Hukum perkawinan Islam
yang tertuang dalam Undang-Undang No. 1 Tahun 1974 bertaraf
nasional, dalam arti bahwa semua warga negara mengikuti aturan tersebut. Sehingga
objektifikasi hukum perkawinan Islam berfungsi untuk menyatakan bahwa perbuatan
yang diatur dapat dirasakan oleh warga negara sebagai sesuatu yang natural
(sewajarnya), tidak sebagai perbuatan keagamaan. bila tetap menganggapnya sebagai perbuatan keagamaan,
maka tetap dikategorikan amal. Objektifikasi juga dapat dilakukan oleh orang
non-Islam, asal perbuatan itu dirasakan oleh orang Islam sebagai sesuatu yang
objektif, sementara orang non-Islam dipersilakan menganggapnya sebagai
perbuatan keagamaan (Kuntowijoyo, 2006).
Objektifikasi ini diharapkan memberikan implikasi terhadap hukum perkawinan Islam Indonesia.
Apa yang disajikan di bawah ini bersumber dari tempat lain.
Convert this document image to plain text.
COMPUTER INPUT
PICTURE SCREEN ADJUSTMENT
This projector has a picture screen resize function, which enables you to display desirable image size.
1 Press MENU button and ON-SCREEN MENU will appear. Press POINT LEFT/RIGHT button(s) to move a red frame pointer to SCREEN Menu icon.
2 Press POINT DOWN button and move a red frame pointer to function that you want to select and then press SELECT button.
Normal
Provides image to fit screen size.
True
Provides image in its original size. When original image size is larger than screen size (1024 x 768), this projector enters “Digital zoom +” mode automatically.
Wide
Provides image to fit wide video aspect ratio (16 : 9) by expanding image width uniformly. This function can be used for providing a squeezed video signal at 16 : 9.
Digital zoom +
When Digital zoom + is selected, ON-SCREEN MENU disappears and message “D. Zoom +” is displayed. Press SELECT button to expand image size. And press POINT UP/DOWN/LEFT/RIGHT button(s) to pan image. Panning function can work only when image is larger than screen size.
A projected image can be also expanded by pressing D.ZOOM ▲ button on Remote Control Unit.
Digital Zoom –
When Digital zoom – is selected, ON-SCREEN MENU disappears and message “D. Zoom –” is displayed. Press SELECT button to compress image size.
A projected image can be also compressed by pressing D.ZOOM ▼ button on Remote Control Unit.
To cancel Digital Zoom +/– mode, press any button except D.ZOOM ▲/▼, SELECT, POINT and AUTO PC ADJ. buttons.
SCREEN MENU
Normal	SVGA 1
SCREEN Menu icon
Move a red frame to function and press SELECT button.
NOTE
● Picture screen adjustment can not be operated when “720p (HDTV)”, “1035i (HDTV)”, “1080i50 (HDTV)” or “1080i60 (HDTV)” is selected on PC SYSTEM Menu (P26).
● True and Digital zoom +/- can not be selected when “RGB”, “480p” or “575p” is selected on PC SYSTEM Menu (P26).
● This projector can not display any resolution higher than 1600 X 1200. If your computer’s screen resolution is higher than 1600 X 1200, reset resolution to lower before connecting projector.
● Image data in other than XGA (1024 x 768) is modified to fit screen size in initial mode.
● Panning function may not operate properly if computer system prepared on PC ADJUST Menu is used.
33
Dalam hukum perkawinan Islam Indonesia, objektifikasi
menawarkan jalan keluar agar nilai-nilai universal
hukum perkawinan Islam dapat diterapkan sebagaimana mestinya dalam kategori-kategori objektif. Sehingga hukum perkawinan yang telah dirumuskan dapat dilaksanakan dengan sebaik-baiknya oleh warga negara Indonesia.
Pada tahun 1991,
pemerintah mengeluarkan Instruksi Presiden Nomor 1 Tahun 1991 tentang Kompilasi
Hukum Islam (KHI). KHI yang ditetapkan dalam bentuk Instruksi Presiden tersebut
bertujuan untuk memenuhi kebutuhan masyarakat Indonesia (khususnya masyarakat
Islam) agar di dalam bidang hukum perkawinan, kewarisan, dan perwakafan didapati
ketentuan hukum yang lebih lengkap, pasti dan mantap sesuai dengan sasaran
kemerdekaan bangsa Indonesia yang berdasarkan Pancasila dan UUD 1945 (Djamil & Islam, 1999).
Rancangan
Undang-Undang Hukum Materiil Peradilan Agama (RUU HMPA) di bidang perkawinan
ikut turut serta meramaikan pergumulan antara hukum perkawinan Islam dan hukum
perkawinan positif, sehingga harus senantiasa dikawal secara ketat (al Asyari, 2016). Hukum materiil
peradilan agama di bidang perkawinan sebagaimana diatur dalam Undang-Undang No.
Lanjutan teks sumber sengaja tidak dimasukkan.